Fern (Dakota Fanning) lives with her father (Kevin Anderson), mother (Essie Davis), and brother (Louis Corbett) on a farm. When a new litter of pigs is born, her dad realizes that the mother will not be able to feed the runt, so he prepares to kill him. Fern intercedes and vows to look after this helpless infant, whom she names Wilbur. She bottlefeeds him and pushes him around in a baby carriage. Since Fern can't take him to school, her mother suggests she put the animal in the barn of her uncle Zuckerman (Gary Basaraba), who lives across the way. Fern visits Wilbur (voiced by Dominic Scott Kay) every day.
Still, the little pig is a bit lonely in the barn, and the other animals there aren't much help: a horse (Robert Redford), two geese (Oprah Winfrey, Cedric the Entertainer), two cows (Kathy Bates, Reba McEntire), a group of sheep (led by John Cleese), and a rat named Templeton (Steve Buscemi). Although they start out by being critical of Wilber, they slowly come to realize that he is quite a charming and enthusiastic addition to the place. But that doesn't mean they want to play with Wilbur, who loves rolling around in the mud and jumping up and down. His loneliness is only assuaged when he meets Charlotte (Julia Roberts), a grey spider who resides in a web in the corner of the barn door. She lives by sucking the blood out of flies and other insects. Charlotte appreciates Wilbur's playful nature.
One of the first things that she notices about her new friend is that he is not bothered by her body. The other animals are turned off by spiders especially the horse who is quite phobic about them. Wilbur, on the other hand, thinks that Charlotte is beautiful and that she provides a worthwhile service by keeping the insect population in the barn down. She is also a great solace to the pig when he learns the shocking news that he is destined to be slaughtered and will never see the snows of winter. Out of her love for Wilbur, Charlotte promises him that he won't be killed for Christmas dinner.
True to her word, the imaginative spider comes up with a plan to save her friend. She weaves words into her web describing the little fellow: "Some Pig," "Radiant" and "Humble." Soon the whole community has heard about the miraculous appearance of words in the web on Zuckerman's barn door. Meanwhile, Fern's mother worries about the effect of all this on her daughter, who is a loner, but a doctor assures her that everything is okay with the girl. When Zuckerman decides to take Wilbur to the local fair, Charlotte and Templeton go along.

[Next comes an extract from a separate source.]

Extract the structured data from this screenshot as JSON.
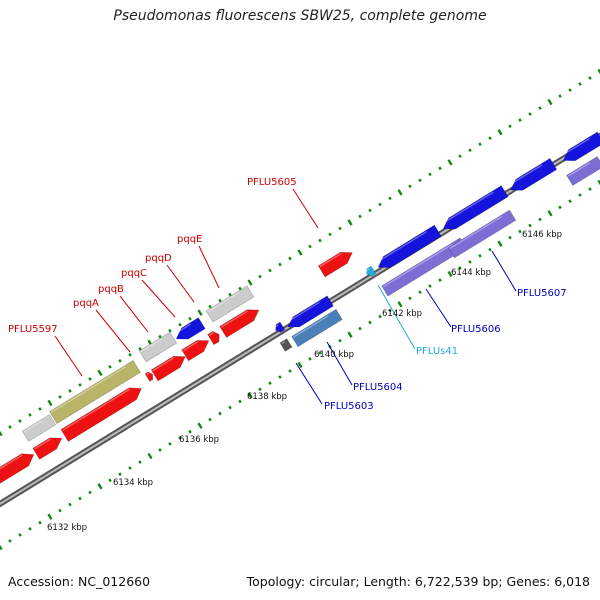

Charlotte's Web was written in 1952 by E. B. White ,and it is one of the most popular children's books of all time. In a letter to a young reader, the essayist and poet wrote:
"In real life, a spider doesn't spin words in her web. . . . But real life is only one kind of life there is also the life of the imagination. And although my stories are imaginary, I like to think there is some truth in them, too truth about the way people and animals feel and act."
This delightful and enchanting screen version directed by Gary Winick remains very true to the White text, which is also present in snippets of narration appropriately voiced by playwright Sam Shepard. The story conveys the truth about the beauty of friendship as a loving relationship that fills us with pleasure and a sense of well-being. It also speaks to the truth of creativity which always finds a way of solving tough problems. Words can be used to either harm or to heal people this story models the better choice. We love the dynamism inherent in the use of the word "radiant" for Wilbur; it's an apt description of his keen sense of enthusiasm. Just look at the way he responds so positively to everyone's name!
This story also illustrates the truth that kindness brings out the best in others. It is contagious. The movie makes us believers in miracles. As Zuckerman says in his speech at the fair, we just need to have eyes that are able to see miracles when they happen in the midst of our ordinary days. The last and the best truths in Charlotte's Web are about death and the afterlife. Through Charlotte and Wilbur's friendship, we are given an opportunity to come to terms with death and recognize that there is an afterlife for our deeds and gifts to the world. There is no end to the good we do, and it lives on after we are gone.
Special DVD features include: a commentary by director Gary Winick, producer Jordan Kerner, and visual effects supervisor John Andrew Berton; featurettes: "Making Some Movie," "Flacka’s Pig Tails," "How Do They Do That?," "What Makes a Classic?," "Animatronics (That’s Just a Fancy Word for Puppets)," and "Where Are They Now?"; a music video "Ordinary Miracle" by Sarah McLachlan; a music video "Make a Wish" by Bob Carlisle and Lucy Kane; "A Day At The Fair"; Farm Photo Album; a gag reel; deleted scenes with optional commentary by Gary Winick, Charlotte's Web Storybook Creator; Charlotte's Web original theatrical web site archive; and Charlotte's Web Sega Game Level demo.